Mais uma vez fico deveras comovido com a sua generosidade, não apenas com relação a acolhida ao meu trabalho (de escritor provinciano e longe dos holofotes midiáticos) mas, sobretudo, pelo fato de comentá-lo com muita propriedade e acerto. Alguns episódios desse livro "No tempo da lamparina - II volume de memórias de um menino sertanejo" são esboços de um romance embrionário que venho engendrando há alguns anos, sem coragem (e tempo) de arregaçar as mangas para trazê-lo à lume... Algo nascido no tempo do velho candeeiro sertanejo talvez fique ofuscado diante dos modernos holofotes cosmopolitas. Entretanto, a frase de Tolstoi continua me encorajando, aquela que afirma que a melhor maneira de sermos universais é falarmos de nossa aldeia. A persistência de Luiz Gonzaga em cantar os ritmos e costumes do povo nordestino sofreu os piores preconceitos, as maiores afrontas e entraves nas suas primeiras tentativas. Mas o tempo, a quem se atribui o título de Senhor da Razão, se encarregou de provar que o menino de Exu - filho adotivo do Crato (o Cratinho de açúcar, coração do Cariri), como ele, carinhosamente, se referia, estava certo!

Quem se abeira das veredas de seu chão nativo, e se abebera das fontes sertanejas, pisa na folha seca e não chia. Bebe nas cacimbas sagradas da cultura popular e rejuvenesce a cada nesga de lembrança que consegue resgatar das entranhas do cérebro ou das conversas com pessoas que estão sintonizadas com esse universo. É exatamente isso que você consegue com a sua poesia, com a sua prosa e, sobretudo, com as suas xilogravuras, tão ricas de detalhes e simbologia, tão comprometidas com esse chão sagrado em que nascemos e onde temos a graça de habitar. Até mesmo quando você reproduz uma cena bíblica, como a fuga da Sagrada Família para o Egito, eu consigo vislumbrar claramente as expressões nordestinas de um José Sertanejo, cambiteiro dos antigos engenhos de cana do Cariri cearense; de uma Maria dona-de-casa, acostumada a lavar roupa na Pedra da Batateira e outras nascentes da região e de um Menino Jesus amamentado com leite de cabra e mingau de araruta, com seus cueiros cheirando a sabão de oiticica e alfazema.

É a perfeita simbiose de Gustave Doré com Mestre Noza! O estilo impecável dos grandes gravadores europeus misturando-se com o traço inconfundível de Stênio Diniz, Damásio Paulo, Antônio Relojoeiro e Walderedo Gonçalves.
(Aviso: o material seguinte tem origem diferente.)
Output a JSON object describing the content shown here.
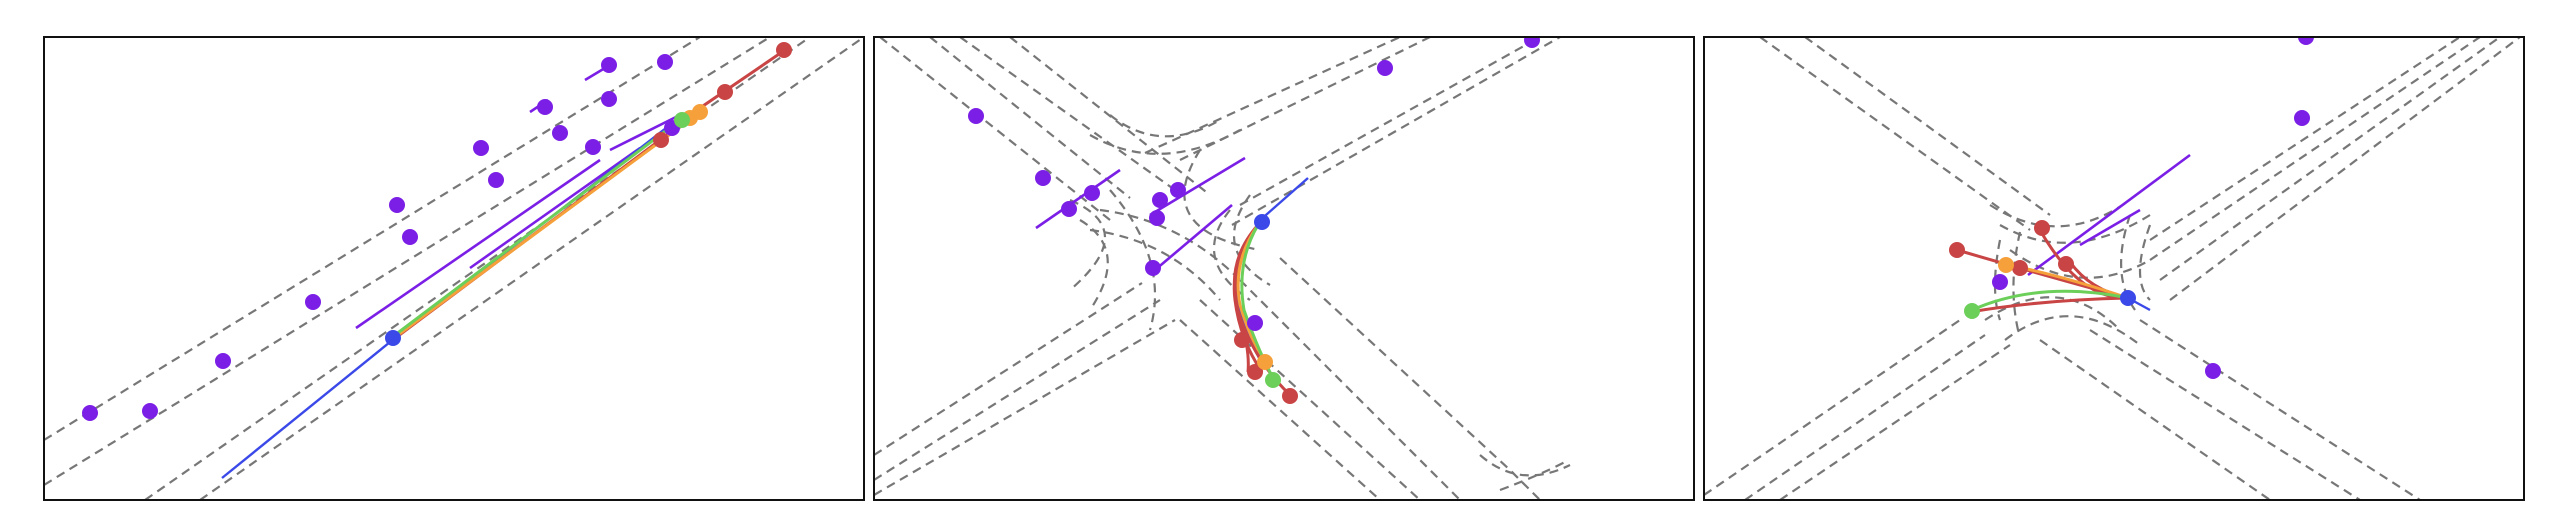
{
  "figure": {
    "panel_count": 3,
    "colors": {
      "lane": "#777777",
      "agent": "#7b1fe6",
      "ego": "#3a49e8",
      "pred_red": "#c94444",
      "pred_orange": "#f5a03a",
      "pred_green": "#6ccf5a",
      "frame": "#111111"
    }
  }
}
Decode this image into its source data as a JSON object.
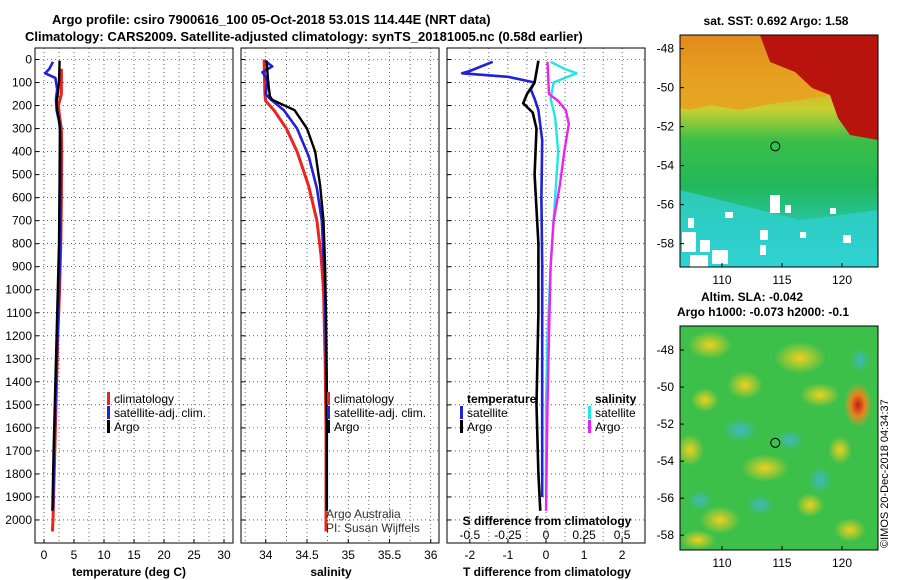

Naturalmente que você tem o seu próprio estilo e não seria exagero afirmar que você já se projetou como um dos mestres da gravura do Cariri em matéria de estilo e rebuscamento, tornando-se um mestre no ofício que abraçou.

Do Maércio poeta e prosador eu não me aventuro a traçar um perfil, embora já tenha saboreado alguns de seus escritos. É que não tenho a pretensão de ser crítico literário, porém, como leitor, asseguro que gostei, aprovei e recomendo. É uma escrita que tem o mesmo sabor de uma rapadura batida ou de um arroz temperado com piqui.